C'est l'évidence : les règles démocratiques exigent que la légitimité de l'instance de régulation des médias soient reconnue à la fois par le gouvernement et par les professionnels de l'information. Si tel n'était pas le cas, tous les abus pourraient se déguiser sous le prétexte de la contestation vertueuse. La relation de reconnaissance mutuelle entre le gouvernement et la presse serait brisée. Le Conseil pour le respect de l'éthique et de la déontologie (CRED), que les journalistes avaient mis en place de leur propre initiative, serait dépouillé de toute autorité. En le mettant en place, le Syndicat des professionnels de l'information et de la communication du Sénégal (SYNPICS) souhaitait à juste titre consacrer le fait qu'en « matière d'honneur, le journaliste ne reconnaît que le tribunal de ses pairs ». Or, on ne peut à la fois exiger que la presse soit responsable et la dessaisir des moyens qu'elle s'est donnés pour faire respecter l'éthique et la déontologie au sein de la profession.

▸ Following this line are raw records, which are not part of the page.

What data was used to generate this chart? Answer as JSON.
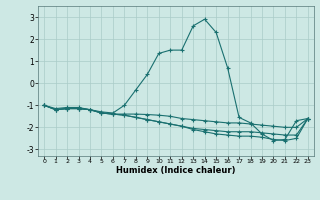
{
  "xlabel": "Humidex (Indice chaleur)",
  "ylabel": "",
  "xlim": [
    -0.5,
    23.5
  ],
  "ylim": [
    -3.3,
    3.5
  ],
  "xticks": [
    0,
    1,
    2,
    3,
    4,
    5,
    6,
    7,
    8,
    9,
    10,
    11,
    12,
    13,
    14,
    15,
    16,
    17,
    18,
    19,
    20,
    21,
    22,
    23
  ],
  "yticks": [
    -3,
    -2,
    -1,
    0,
    1,
    2,
    3
  ],
  "bg_color": "#cde8e4",
  "grid_color": "#aaccc8",
  "line_color": "#1a7070",
  "line1_x": [
    0,
    1,
    2,
    3,
    4,
    5,
    6,
    7,
    8,
    9,
    10,
    11,
    12,
    13,
    14,
    15,
    16,
    17,
    18,
    19,
    20,
    21,
    22,
    23
  ],
  "line1_y": [
    -1.0,
    -1.15,
    -1.1,
    -1.1,
    -1.2,
    -1.3,
    -1.35,
    -1.0,
    -0.3,
    0.4,
    1.35,
    1.5,
    1.5,
    2.6,
    2.9,
    2.3,
    0.7,
    -1.55,
    -1.8,
    -2.3,
    -2.6,
    -2.55,
    -1.7,
    -1.6
  ],
  "line2_x": [
    0,
    1,
    2,
    3,
    4,
    5,
    6,
    7,
    8,
    9,
    10,
    11,
    12,
    13,
    14,
    15,
    16,
    17,
    18,
    19,
    20,
    21,
    22,
    23
  ],
  "line2_y": [
    -1.0,
    -1.2,
    -1.15,
    -1.15,
    -1.2,
    -1.35,
    -1.4,
    -1.4,
    -1.4,
    -1.42,
    -1.45,
    -1.5,
    -1.6,
    -1.65,
    -1.7,
    -1.75,
    -1.8,
    -1.8,
    -1.85,
    -1.9,
    -1.95,
    -2.0,
    -2.0,
    -1.6
  ],
  "line3_x": [
    0,
    1,
    2,
    3,
    4,
    5,
    6,
    7,
    8,
    9,
    10,
    11,
    12,
    13,
    14,
    15,
    16,
    17,
    18,
    19,
    20,
    21,
    22,
    23
  ],
  "line3_y": [
    -1.0,
    -1.2,
    -1.15,
    -1.15,
    -1.2,
    -1.35,
    -1.4,
    -1.45,
    -1.55,
    -1.65,
    -1.75,
    -1.85,
    -1.95,
    -2.05,
    -2.1,
    -2.15,
    -2.2,
    -2.2,
    -2.2,
    -2.25,
    -2.3,
    -2.35,
    -2.35,
    -1.6
  ],
  "line4_x": [
    0,
    1,
    2,
    3,
    4,
    5,
    6,
    7,
    8,
    9,
    10,
    11,
    12,
    13,
    14,
    15,
    16,
    17,
    18,
    19,
    20,
    21,
    22,
    23
  ],
  "line4_y": [
    -1.0,
    -1.2,
    -1.15,
    -1.15,
    -1.2,
    -1.35,
    -1.4,
    -1.45,
    -1.55,
    -1.65,
    -1.75,
    -1.85,
    -1.95,
    -2.1,
    -2.2,
    -2.3,
    -2.35,
    -2.4,
    -2.4,
    -2.45,
    -2.55,
    -2.6,
    -2.5,
    -1.6
  ]
}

Il ne servirait donc à rien de dépénaliser les délits de presse, comme le Sénégal l'a promis, et d'instituer une créature bureaucratique régissant les médias sans leur participation. Lors des crises, le gouvernement se défausserait hypocritement sur le CNRA, en s'appuyant sur son indépendance pourtant contestable. De son côté, la presse indocile ferait tout ce qui est en son pouvoir pour saboter cette machine à sanctionner. Aucun problème ne serait réglé. Il en existerait de nouveaux.
La loi n°38/2005 doit être oubliée avant d'avoir pu naître. Aujourd'hui, au Sénégal, le gouvernement et la presse ont besoin de renouer un dialogue serein. Il peut avoir une traduction concrète et indispensable : la mise en place d'une autorité de régulation des médias qui ne ressemble ni à un conseil de famille, ni à une assemblée corporatiste. Ce chantier doit être ouvert sans délai.